Susan Granger’s review of “All Good Things” (Magnolia Pictures)

 

    The old adage “Truth is stranger than fiction” applies here – because if a screenwriter concocted this strange tale, no producer in his right mind would buy it.

    Spanning three decades, the story revolves around David Marks (Ryan Gosling), the troubled scion of domineering Sanford Marks (Frank Langella), a successful New York real estate entrepreneur. As a youngster, David watched his mother commit suicide and he’s never come to terms with it, according to his friend Deborah (Lily Rabe). So when he meets and marries Katie McCarthy (Kirsten Dunst), a working-class ‘shiksa’ from Long Island, he tries to get away from familial responsibilities by moving to Vermont and opening a health-food store called All Good Things. But that doesn’t last long. Soon he’s back in Manhattan, reluctantly collecting rent on his father’s seedy properties in sordid Times Square and making his terrified wife’s life increasingly miserable, including demanding she get an abortion because he doesn’t want children and arranging that, if she divorces him, she’ll be penniless. When Katie mysteriously vanishes, things grow more bizarre, as increasingly eccentric David flees to Galveston Texas, where he dons a blonde wig and pretends to be a mute woman, entering into a creepy relationship with an elderly, penniless neighbor, Malvern Bump (Philip Baker Hall), that includes homicide and disposing a dismembered body.
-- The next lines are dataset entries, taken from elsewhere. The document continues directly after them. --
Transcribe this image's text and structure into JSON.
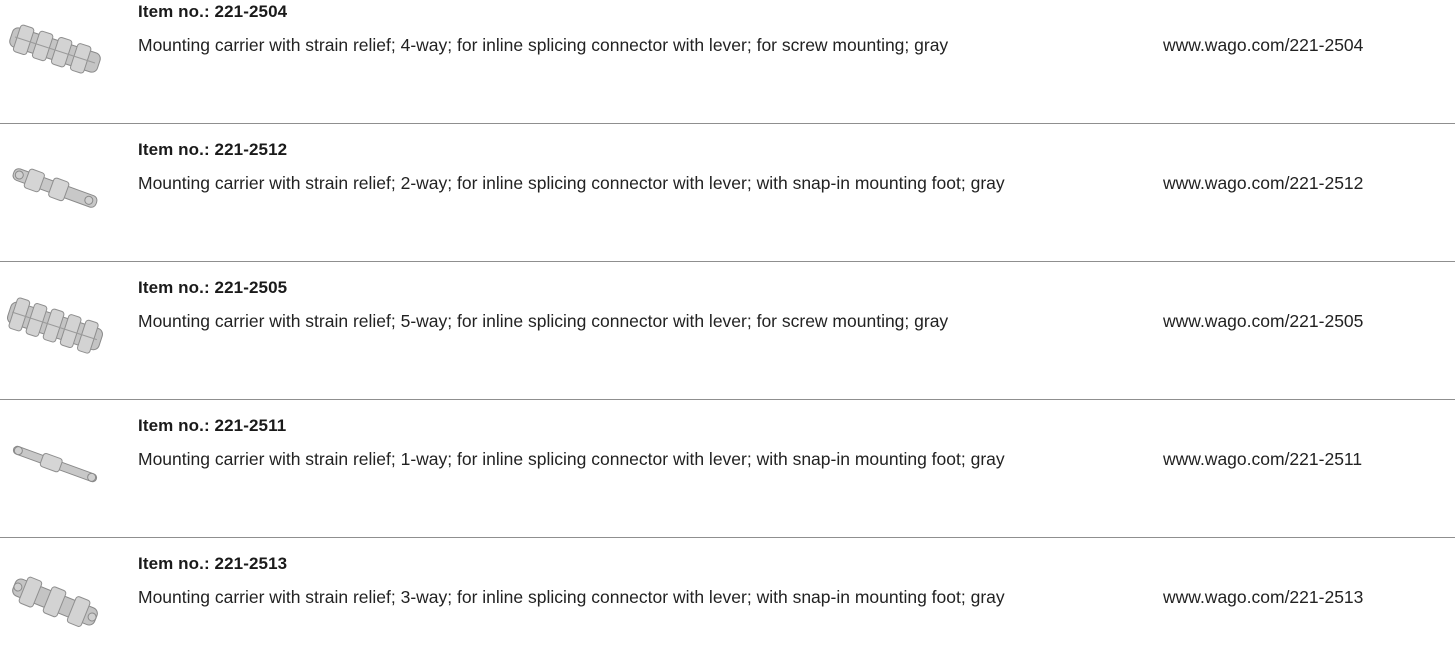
{
  "products": [
    {
      "item_no": "Item no.: 221-2504",
      "description": "Mounting carrier with strain relief; 4-way; for inline splicing connector with lever; for screw mounting; gray",
      "url": "www.wago.com/221-2504",
      "image_icon": "mounting-carrier-4way"
    },
    {
      "item_no": "Item no.: 221-2512",
      "description": "Mounting carrier with strain relief; 2-way; for inline splicing connector with lever; with snap-in mounting foot; gray",
      "url": "www.wago.com/221-2512",
      "image_icon": "mounting-carrier-2way"
    },
    {
      "item_no": "Item no.: 221-2505",
      "description": "Mounting carrier with strain relief; 5-way; for inline splicing connector with lever; for screw mounting; gray",
      "url": "www.wago.com/221-2505",
      "image_icon": "mounting-carrier-5way"
    },
    {
      "item_no": "Item no.: 221-2511",
      "description": "Mounting carrier with strain relief; 1-way; for inline splicing connector with lever; with snap-in mounting foot; gray",
      "url": "www.wago.com/221-2511",
      "image_icon": "mounting-carrier-1way"
    },
    {
      "item_no": "Item no.: 221-2513",
      "description": "Mounting carrier with strain relief; 3-way; for inline splicing connector with lever; with snap-in mounting foot; gray",
      "url": "www.wago.com/221-2513",
      "image_icon": "mounting-carrier-3way"
    }
  ],
  "colors": {
    "divider": "#8f8f8f",
    "text": "#1a1a1a",
    "product_gray": "#b9b9b9"
  }
}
    Based on the escapades of real-life Robert Durst, who took a $50+ million payout in exchange for giving up all claims to the rest of his family’s money, it’s a speculative account of how he may have contributed to his wife’s still-inexplicable disappearance in 1982. After success with “Capturing the Friedmans,” Moviefone co-founder Andrew Jarecki and co-writers Marc Smerling and Marcus Hinchey delve into the angst of the Dursts, another New York Jewish family. Problem is: despite the factual evidence, this psychological thriller doesn’t ring true, leaving the audience emotionally detached and disappointed.

    On the Granger Movie Gauge of 1 to 10, “All Good Things” is an ambiguous, ineptly fictionalized 5. It’s too bad Jarecki didn’t turn the unsolved murders into a documentary.